In der Apsis thront eine rostbraune Skulptur des Würzburger Metallkünstlers Matthias Engert. „mw 1“ heißt sie, was für „männlich weiblich 1“ steht. Eine schlanke und eine massive Zickzacksäule, beide zusammengesetzt aus verschiedenen Stahlquadraten (hier zeigt sich die Verwandtschaft mit Bäumer), greifen eng ineinander und gehen mit den geweißelten Spitäle-Bögen ein eindrucksvolles Wechselspiel ein. Die Figur ist aus Cortenstahl, das an der Oberfläche reizvolle Roststrukturen bildet, im Kern aber nicht zersetzt wird. Zwei andere Säulen sind von spitzen Minipyramiden in kryptischer Anordnung bevölkert. Blindenschrift? Morsezeichen?
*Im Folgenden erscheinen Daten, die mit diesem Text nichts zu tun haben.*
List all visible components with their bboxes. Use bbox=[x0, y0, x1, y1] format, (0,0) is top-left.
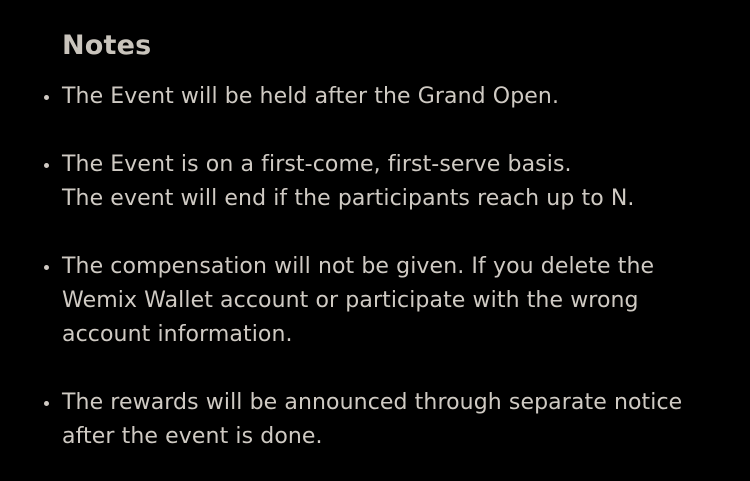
note-line: after the event is done. bbox=[62, 424, 323, 449]
bullet-icon bbox=[44, 265, 49, 270]
note-item: The Event is on a first-come, first-serv… bbox=[44, 148, 710, 216]
bullet-icon bbox=[44, 163, 49, 168]
note-line: Wemix Wallet account or participate with… bbox=[62, 288, 639, 313]
note-item: The rewards will be announced through se… bbox=[44, 386, 710, 454]
bullet-icon bbox=[44, 95, 49, 100]
note-line: account information. bbox=[62, 322, 293, 347]
note-item: The compensation will not be given. If y… bbox=[44, 250, 710, 352]
notes-panel: Notes The Event will be held after the G… bbox=[0, 0, 750, 481]
notes-title: Notes bbox=[62, 30, 152, 61]
note-line: The Event will be held after the Grand O… bbox=[62, 84, 560, 109]
note-item: The Event will be held after the Grand O… bbox=[44, 80, 710, 114]
notes-list: The Event will be held after the Grand O… bbox=[44, 80, 710, 454]
note-line: The event will end if the participants r… bbox=[62, 186, 635, 211]
note-line: The compensation will not be given. If y… bbox=[62, 254, 655, 279]
note-line: The rewards will be announced through se… bbox=[62, 390, 683, 415]
note-line: The Event is on a first-come, first-serv… bbox=[62, 152, 572, 177]
bullet-icon bbox=[44, 401, 49, 406]
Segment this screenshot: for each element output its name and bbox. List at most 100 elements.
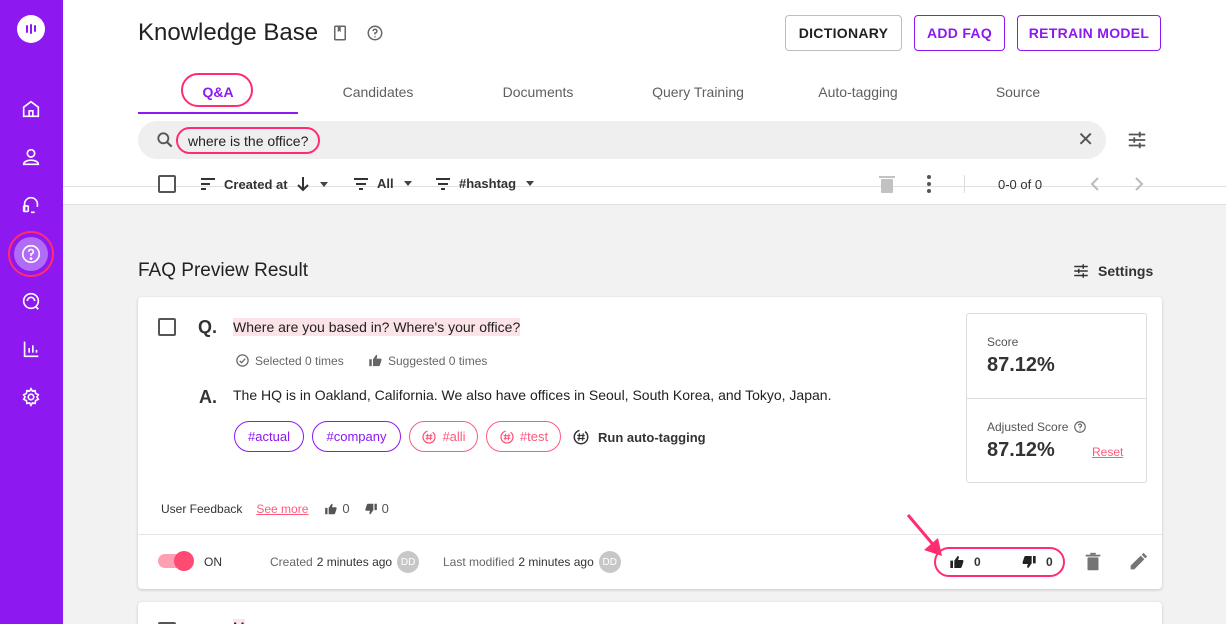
chevron-down-icon: [319, 181, 328, 187]
adjusted-score-value: 87.12%: [987, 439, 1055, 461]
sort-dropdown[interactable]: Created at: [200, 176, 328, 192]
book-icon[interactable]: [331, 24, 349, 42]
filter-settings-icon[interactable]: [1126, 129, 1148, 151]
auto-tag-icon: [573, 429, 589, 445]
faq-question: Where are you based in? Where's your off…: [233, 318, 521, 336]
hashtag-ai-icon: [422, 429, 437, 444]
tab-documents[interactable]: Documents: [458, 70, 618, 114]
app-logo-icon[interactable]: [17, 15, 45, 43]
chevron-left-icon[interactable]: [1089, 176, 1101, 192]
adjusted-score-label: Adjusted Score: [987, 420, 1087, 434]
thumb-down-icon: [364, 503, 377, 514]
hashtag-label: #hashtag: [459, 176, 517, 191]
sort-label: Created at: [224, 176, 288, 192]
clear-icon[interactable]: ✕: [1077, 130, 1094, 150]
faq-card-next: M: [138, 602, 1162, 624]
answer-marker: A.: [199, 387, 217, 407]
reset-link[interactable]: Reset: [1092, 445, 1123, 459]
filter-dropdown[interactable]: All: [353, 176, 412, 191]
run-auto-tagging-button[interactable]: Run auto-tagging: [572, 428, 706, 446]
filter-icon: [354, 177, 368, 190]
score-label: Score: [987, 335, 1019, 349]
tab-auto-tagging[interactable]: Auto-tagging: [778, 70, 938, 114]
header: Knowledge Base DICTIONARY ADD FAQ RETRAI…: [63, 0, 1226, 205]
score-divider: [967, 398, 1146, 399]
toggle-label: ON: [204, 555, 222, 569]
delete-icon[interactable]: [1082, 551, 1104, 573]
tab-query-training[interactable]: Query Training: [618, 70, 778, 114]
analytics-icon[interactable]: [16, 334, 46, 364]
settings-label: Settings: [1098, 263, 1154, 279]
page-title: Knowledge Base: [138, 19, 319, 46]
avatar: DD: [598, 551, 621, 573]
hashtag-dropdown[interactable]: #hashtag: [435, 176, 535, 191]
add-faq-button[interactable]: ADD FAQ: [914, 15, 1005, 51]
delete-icon[interactable]: [878, 174, 896, 194]
downvote-button[interactable]: 0: [1020, 554, 1053, 570]
tag-chip[interactable]: #actual: [234, 421, 304, 452]
tab-highlight: [181, 73, 253, 107]
faq-answer: The HQ is in Oakland, California. We als…: [233, 387, 832, 403]
question-marker: Q.: [198, 317, 218, 337]
chevron-right-icon[interactable]: [1133, 176, 1145, 192]
filter-label: All: [377, 176, 394, 191]
thumb-up-icon: [369, 354, 382, 367]
section-title: FAQ Preview Result: [138, 260, 308, 281]
search-input[interactable]: where is the office?: [176, 127, 321, 154]
vote-buttons: 0 0: [934, 547, 1065, 577]
avatar: DD: [397, 551, 420, 573]
selected-count: Selected 0 times: [235, 353, 344, 368]
search-icon: [157, 132, 173, 148]
feedback-label: User Feedback: [161, 501, 243, 516]
tune-icon: [1074, 264, 1088, 278]
annotation-arrow-icon: [906, 514, 942, 556]
chevron-down-icon: [526, 181, 535, 186]
thumb-up-icon: [950, 556, 964, 568]
tab-candidates[interactable]: Candidates: [298, 70, 458, 114]
score-value: 87.12%: [987, 354, 1055, 376]
hashtag-ai-icon: [500, 429, 514, 444]
search-bar[interactable]: where is the office? ✕: [138, 121, 1106, 159]
search-chat-icon[interactable]: [16, 286, 46, 316]
modified-info: Last modified 2 minutes ago DD: [443, 551, 621, 573]
settings-button[interactable]: Settings: [1072, 262, 1153, 280]
knowledge-base-nav-active[interactable]: [8, 231, 54, 277]
chat-icon[interactable]: [16, 190, 46, 220]
more-icon[interactable]: [925, 174, 933, 194]
user-icon[interactable]: [16, 142, 46, 172]
card-footer-divider: [138, 534, 1162, 535]
faq-question-partial: M: [233, 619, 245, 624]
pagination-label: 0-0 of 0: [998, 177, 1043, 192]
home-icon[interactable]: [16, 94, 46, 124]
feedback-down: 0: [364, 501, 389, 516]
retrain-model-button[interactable]: RETRAIN MODEL: [1017, 15, 1161, 51]
faq-card: Q. Where are you based in? Where's your …: [138, 297, 1162, 589]
filter-icon: [436, 177, 450, 190]
help-icon[interactable]: [366, 24, 384, 42]
sidebar: [0, 0, 63, 624]
chevron-down-icon: [403, 181, 412, 186]
user-feedback: User Feedback See more 0 0: [161, 501, 389, 516]
tag-chip-suggested[interactable]: #alli: [409, 421, 478, 452]
settings-gear-icon[interactable]: [16, 382, 46, 412]
select-all-checkbox[interactable]: [158, 175, 176, 193]
active-toggle[interactable]: [158, 551, 194, 571]
sort-icon: [201, 178, 215, 190]
edit-icon[interactable]: [1127, 551, 1149, 573]
dictionary-button[interactable]: DICTIONARY: [785, 15, 902, 51]
arrow-down-icon: [296, 177, 309, 192]
tab-active-indicator: [138, 112, 298, 114]
toolbar-divider: [964, 175, 965, 193]
tab-bar: Q&A Candidates Documents Query Training …: [63, 70, 1226, 187]
score-panel: Score 87.12% Adjusted Score 87.12% Reset: [966, 313, 1147, 483]
tag-chip-suggested[interactable]: #test: [486, 421, 561, 452]
list-toolbar: Created at All #hashtag 0-0 of 0: [138, 170, 1158, 198]
check-circle-icon: [236, 354, 249, 367]
tab-source[interactable]: Source: [938, 70, 1098, 114]
created-info: Created 2 minutes ago DD: [270, 551, 420, 573]
tag-chip[interactable]: #company: [312, 421, 401, 452]
see-more-link[interactable]: See more: [256, 502, 308, 516]
help-icon[interactable]: [1073, 420, 1087, 434]
upvote-button[interactable]: 0: [948, 554, 981, 570]
faq-checkbox[interactable]: [158, 318, 176, 336]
Engert erklärt: „Ich entwickle Alphabete, die auf geometrischen Gesetzmäßigkeiten basieren: Die gleichseitige Pyramide steht für den Buchstaben ,A‘. Spitze oben links bedeutet ,E‘ und so weiter.“ Der Künstler hat sich hier von der arabischen Schrift beeinflussen lassen. Die linke Säule zeigt – in Engerts selbst entwickelter Schrift – ein Gedicht des Persers Hafis aus dem 14. Jahrhundert, die Partnersäule hingegen Auszüge aus Goethes „West-Östlichem Divan“ (einst von Hafis inspiriert). Auch Engerts kleinere Werke basieren auf den geometrischen Grundformen. Die Künstler haben eine sehenswerte Ausstellung kreiert – ideal, um zwischendurch den Kopf frei zu kriegen.
Die „konstruktiven Kompositionen“ von Wolfgang Bäumer und Matthias Engert sind bis zum 10. April in der Spitäle-Galerie des VKU ausgestellt.